Der 1. FC Köln hat doch noch einmal zugeschlagen. Trotz aller Beteuerungen im Vorfeld, haben sich die Geißböcke in der Offensive weiter verstärkt. Mit den Verletzungssorgen um Novakovic und Podolski hat der Deal mit
Zoran Tosic allerdings nichts zu tun. Kein reiner Stürmer wurde hier geholt, sondern einer, der aus der Tiefe kommt. Vom Flügel, dann aber mit Dampf. Der Vergleich mit Marin wurde schnell hervor geholt. Ein Dribbler also.
Kreativität ist da das Stichwort.
Seit dem Sommer suchen wir so einen Mann. Nun ist er endlich gefunden. Aber macht der Transfer Sinn?
Die Mannschaft hat sich im Moment gefunden. Einen zentralen kreativen Spieler gibt es im aktuellen System an sich nicht, wenn Soldo weiter auf das Sechser-Trio Pezzoni, Petit und Maniche setzt. Bliebe noch der linke Flügel. Ist Poldi fit, muss er dort aushelfen. Muss, weil er zentrale besser aufgehoben wäre. Fehlt er, wie jetzt stünde Ehret parat, der in den letzten beiden Jahren zum Leistungsträger aufstieg. Fehlt auch er, wird es durchaus knapp. Dann könnte Chihi dorthin wechseln und Freis auf die rechte Seite, um zusammen Novakovic zu unterstützen. Viel wenn und aber.
Trotz der kämpferisch vorbildlichen und treffsicheren Leistung von Freis gegen Wolfsburg, scheint Soldo nicht viel von dem Offensiven zu halten. Ergo, wird er Chihi auf rechts aufbieten. Tosic auf links. Und Nova in der Mitte (ggf. Freis als Ersatz).
Wenn, ja wenn Tosic schon fit ist.
Zwei Spiele hat er bislang für ManU absolviert, ansonsten bei der Reserve ausgeholfen. Spielpraxis sieht anders aus. Wettkampferfahrung gegen starke Gegner fehlen demnach ganz. Wenn Tosic kein Überspieler ist, wird er noch einige Wochen brauchen, um sich in der Bundesliga zurecht zu finden.

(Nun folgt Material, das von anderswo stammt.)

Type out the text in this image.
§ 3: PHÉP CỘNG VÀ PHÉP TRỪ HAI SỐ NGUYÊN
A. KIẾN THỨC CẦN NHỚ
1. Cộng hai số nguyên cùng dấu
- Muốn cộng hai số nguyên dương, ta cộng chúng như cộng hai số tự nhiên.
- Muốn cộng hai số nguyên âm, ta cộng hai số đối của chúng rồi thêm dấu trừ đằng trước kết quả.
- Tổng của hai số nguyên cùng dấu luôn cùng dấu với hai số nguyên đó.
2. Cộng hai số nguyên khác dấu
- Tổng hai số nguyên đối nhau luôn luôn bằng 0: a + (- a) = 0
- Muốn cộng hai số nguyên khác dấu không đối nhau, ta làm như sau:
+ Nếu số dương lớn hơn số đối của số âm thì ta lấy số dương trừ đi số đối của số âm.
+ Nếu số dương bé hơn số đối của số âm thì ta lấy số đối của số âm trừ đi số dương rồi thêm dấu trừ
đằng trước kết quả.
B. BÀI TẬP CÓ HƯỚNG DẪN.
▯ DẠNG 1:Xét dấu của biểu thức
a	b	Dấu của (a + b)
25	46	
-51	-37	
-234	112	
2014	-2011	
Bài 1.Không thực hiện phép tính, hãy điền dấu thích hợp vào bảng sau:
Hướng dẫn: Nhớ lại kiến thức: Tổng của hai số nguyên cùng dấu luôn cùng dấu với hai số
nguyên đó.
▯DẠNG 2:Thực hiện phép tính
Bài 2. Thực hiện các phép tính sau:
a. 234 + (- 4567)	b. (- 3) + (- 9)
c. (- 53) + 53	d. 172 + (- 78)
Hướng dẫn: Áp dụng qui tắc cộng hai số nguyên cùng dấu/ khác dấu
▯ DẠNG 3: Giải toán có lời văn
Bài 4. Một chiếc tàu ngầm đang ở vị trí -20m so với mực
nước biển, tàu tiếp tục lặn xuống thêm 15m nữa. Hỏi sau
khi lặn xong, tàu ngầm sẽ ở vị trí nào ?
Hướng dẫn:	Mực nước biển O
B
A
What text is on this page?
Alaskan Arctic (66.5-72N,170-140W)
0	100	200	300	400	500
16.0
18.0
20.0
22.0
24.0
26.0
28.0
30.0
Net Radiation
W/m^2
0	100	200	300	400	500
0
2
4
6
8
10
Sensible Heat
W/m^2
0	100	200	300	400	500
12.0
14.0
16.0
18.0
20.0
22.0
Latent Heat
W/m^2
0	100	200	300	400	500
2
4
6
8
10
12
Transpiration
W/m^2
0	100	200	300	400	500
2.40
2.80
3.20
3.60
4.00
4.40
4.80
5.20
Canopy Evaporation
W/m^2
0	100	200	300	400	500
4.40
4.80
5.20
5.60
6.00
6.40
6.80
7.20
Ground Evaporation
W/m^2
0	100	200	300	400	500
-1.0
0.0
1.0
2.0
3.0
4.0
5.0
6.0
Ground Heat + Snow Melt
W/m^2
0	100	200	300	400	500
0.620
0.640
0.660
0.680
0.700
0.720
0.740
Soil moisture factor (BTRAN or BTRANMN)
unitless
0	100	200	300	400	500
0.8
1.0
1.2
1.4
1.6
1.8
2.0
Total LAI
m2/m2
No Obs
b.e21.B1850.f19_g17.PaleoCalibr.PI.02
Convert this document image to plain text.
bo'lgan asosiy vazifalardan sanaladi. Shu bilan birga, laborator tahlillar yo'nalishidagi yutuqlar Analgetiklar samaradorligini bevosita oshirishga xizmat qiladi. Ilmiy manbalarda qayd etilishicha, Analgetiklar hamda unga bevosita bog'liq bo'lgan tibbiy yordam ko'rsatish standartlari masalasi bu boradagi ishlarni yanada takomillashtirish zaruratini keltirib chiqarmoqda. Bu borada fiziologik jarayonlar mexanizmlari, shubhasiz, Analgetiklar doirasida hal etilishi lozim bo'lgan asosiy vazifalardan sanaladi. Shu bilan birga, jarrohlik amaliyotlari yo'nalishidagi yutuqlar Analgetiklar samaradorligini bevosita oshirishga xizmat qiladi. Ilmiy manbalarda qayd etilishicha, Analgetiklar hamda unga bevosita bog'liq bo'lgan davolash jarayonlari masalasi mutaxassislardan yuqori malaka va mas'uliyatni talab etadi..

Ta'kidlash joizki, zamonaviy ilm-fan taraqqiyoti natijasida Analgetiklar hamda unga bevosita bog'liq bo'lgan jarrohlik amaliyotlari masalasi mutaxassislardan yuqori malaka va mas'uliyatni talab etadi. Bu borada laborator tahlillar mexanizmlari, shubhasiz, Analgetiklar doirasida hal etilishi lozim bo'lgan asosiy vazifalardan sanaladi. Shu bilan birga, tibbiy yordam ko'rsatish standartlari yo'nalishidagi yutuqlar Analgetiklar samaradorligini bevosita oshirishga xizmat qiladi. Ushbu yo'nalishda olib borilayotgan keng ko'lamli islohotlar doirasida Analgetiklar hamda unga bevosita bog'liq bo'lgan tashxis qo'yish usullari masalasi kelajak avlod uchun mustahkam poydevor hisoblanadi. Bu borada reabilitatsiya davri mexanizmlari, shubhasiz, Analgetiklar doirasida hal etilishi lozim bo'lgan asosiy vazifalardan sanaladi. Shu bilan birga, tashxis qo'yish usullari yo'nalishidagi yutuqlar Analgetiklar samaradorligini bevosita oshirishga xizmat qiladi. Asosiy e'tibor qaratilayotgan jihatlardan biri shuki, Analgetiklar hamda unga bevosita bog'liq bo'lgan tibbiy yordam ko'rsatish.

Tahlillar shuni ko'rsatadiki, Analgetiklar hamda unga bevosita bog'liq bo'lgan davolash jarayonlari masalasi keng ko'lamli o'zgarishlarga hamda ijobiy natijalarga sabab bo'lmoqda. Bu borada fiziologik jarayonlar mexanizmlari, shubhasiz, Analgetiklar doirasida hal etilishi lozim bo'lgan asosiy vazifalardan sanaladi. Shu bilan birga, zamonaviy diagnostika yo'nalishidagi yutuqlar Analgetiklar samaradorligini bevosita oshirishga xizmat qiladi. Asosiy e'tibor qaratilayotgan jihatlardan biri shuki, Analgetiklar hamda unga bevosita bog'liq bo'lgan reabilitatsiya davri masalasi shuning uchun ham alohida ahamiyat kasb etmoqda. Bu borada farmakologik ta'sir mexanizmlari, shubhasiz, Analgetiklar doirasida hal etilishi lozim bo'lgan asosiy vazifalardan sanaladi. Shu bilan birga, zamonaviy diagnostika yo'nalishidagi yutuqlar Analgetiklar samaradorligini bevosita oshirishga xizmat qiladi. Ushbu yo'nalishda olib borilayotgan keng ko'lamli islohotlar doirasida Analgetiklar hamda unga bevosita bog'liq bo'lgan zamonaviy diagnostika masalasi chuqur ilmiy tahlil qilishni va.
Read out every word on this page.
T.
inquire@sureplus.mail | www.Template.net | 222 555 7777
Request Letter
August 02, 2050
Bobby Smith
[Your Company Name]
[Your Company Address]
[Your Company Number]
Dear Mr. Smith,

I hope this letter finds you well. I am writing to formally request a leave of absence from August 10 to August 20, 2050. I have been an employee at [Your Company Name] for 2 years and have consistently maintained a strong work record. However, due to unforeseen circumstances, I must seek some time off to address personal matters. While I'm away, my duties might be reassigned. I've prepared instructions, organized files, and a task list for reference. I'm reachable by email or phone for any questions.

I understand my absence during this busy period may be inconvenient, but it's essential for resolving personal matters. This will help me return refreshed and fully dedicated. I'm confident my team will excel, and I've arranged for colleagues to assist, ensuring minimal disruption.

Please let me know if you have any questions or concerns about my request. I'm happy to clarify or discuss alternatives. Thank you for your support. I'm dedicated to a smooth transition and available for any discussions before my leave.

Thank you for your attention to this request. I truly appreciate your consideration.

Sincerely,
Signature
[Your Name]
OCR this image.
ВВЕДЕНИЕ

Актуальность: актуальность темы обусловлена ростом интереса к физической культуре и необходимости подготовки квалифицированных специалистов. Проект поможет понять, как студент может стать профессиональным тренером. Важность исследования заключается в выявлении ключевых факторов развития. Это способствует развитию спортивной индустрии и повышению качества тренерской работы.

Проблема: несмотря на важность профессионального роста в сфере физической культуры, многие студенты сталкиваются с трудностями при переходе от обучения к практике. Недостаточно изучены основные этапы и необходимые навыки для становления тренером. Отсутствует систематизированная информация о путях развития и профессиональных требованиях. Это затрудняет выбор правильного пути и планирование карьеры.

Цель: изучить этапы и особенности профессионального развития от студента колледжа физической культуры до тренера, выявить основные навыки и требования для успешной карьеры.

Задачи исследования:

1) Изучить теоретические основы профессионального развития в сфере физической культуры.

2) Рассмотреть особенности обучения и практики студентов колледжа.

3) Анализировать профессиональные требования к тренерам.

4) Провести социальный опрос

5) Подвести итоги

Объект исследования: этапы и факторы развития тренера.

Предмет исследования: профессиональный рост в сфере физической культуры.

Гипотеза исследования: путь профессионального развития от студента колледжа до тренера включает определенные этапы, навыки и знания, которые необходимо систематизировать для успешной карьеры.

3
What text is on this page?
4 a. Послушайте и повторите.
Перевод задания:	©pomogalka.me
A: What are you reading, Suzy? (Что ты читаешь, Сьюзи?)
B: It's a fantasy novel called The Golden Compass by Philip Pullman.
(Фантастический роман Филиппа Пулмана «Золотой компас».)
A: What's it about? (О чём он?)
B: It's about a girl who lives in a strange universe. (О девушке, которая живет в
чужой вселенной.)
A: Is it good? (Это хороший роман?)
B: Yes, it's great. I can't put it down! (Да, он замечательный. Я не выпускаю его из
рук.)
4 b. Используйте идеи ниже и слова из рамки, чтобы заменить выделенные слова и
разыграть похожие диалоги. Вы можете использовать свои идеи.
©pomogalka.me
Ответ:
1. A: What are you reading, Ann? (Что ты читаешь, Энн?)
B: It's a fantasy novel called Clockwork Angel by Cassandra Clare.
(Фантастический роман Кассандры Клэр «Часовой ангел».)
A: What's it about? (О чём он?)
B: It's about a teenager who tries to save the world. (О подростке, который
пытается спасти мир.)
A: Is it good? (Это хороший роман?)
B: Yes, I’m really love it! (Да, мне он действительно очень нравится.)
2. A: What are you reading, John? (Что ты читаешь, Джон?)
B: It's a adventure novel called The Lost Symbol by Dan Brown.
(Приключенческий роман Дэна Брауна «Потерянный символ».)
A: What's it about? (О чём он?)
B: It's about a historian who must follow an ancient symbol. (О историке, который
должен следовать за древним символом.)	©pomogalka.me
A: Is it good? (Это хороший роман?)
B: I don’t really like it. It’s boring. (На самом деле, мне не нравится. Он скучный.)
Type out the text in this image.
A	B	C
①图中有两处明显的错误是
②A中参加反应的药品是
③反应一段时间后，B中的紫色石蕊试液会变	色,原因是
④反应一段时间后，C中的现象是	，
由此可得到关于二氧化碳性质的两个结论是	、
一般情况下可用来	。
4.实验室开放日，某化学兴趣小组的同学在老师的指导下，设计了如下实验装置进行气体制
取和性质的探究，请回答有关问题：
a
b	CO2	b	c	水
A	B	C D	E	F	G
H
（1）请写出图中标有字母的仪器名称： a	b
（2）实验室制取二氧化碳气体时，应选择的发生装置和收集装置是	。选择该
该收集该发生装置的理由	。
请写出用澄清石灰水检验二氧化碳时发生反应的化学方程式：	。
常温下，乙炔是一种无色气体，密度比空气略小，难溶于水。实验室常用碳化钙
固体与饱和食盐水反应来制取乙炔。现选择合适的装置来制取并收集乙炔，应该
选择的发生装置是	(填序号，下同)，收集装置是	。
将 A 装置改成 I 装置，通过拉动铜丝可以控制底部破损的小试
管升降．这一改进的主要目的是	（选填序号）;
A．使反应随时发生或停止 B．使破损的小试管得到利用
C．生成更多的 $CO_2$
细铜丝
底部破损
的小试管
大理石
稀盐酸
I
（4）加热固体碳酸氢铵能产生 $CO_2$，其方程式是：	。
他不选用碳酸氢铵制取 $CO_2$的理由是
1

Nur, haben wir die Wochen?
Schließlich gilt der Vertrag nur bis zum Saisonende. Eine kurze Zeit, um sich aufzudrängen. Aktuell muss sich Soldo ohnehin fragen, warum er seine erste Elf verändern sollte, wo es gerade so gut läuft. Wieso einen Spieler auf Krampf einbauen, der dann in wenigen Monaten ohnehin wieder das Weite sucht.
Schließlich hat das Talent nur einen Leihvertrag unterzeichnet. Ohne Kaufoption. Zudem hat er klar unterstrichen, dass er kommt, um noch auf dem WM-Zug aufzuspringen und danach zu einem großen Klub zu wechseln.
Ein Reisender also.
Ich bin gespannt, ob er sich dermaßen motivieren kann, ob er direkt eine Verstärkung ist und ob hinter den sieben Millionen, die ManU mal hingeblättert haben soll wirklich Qualität steckt. Aktuell sehe ich ihn eher als Alternative. Ein breiter Kader kann nicht schaden. Vor allem in der Offensive. Ohne ihn gesehen zu haben, würde ich aber eher Yalcin einbauen, als Tosic.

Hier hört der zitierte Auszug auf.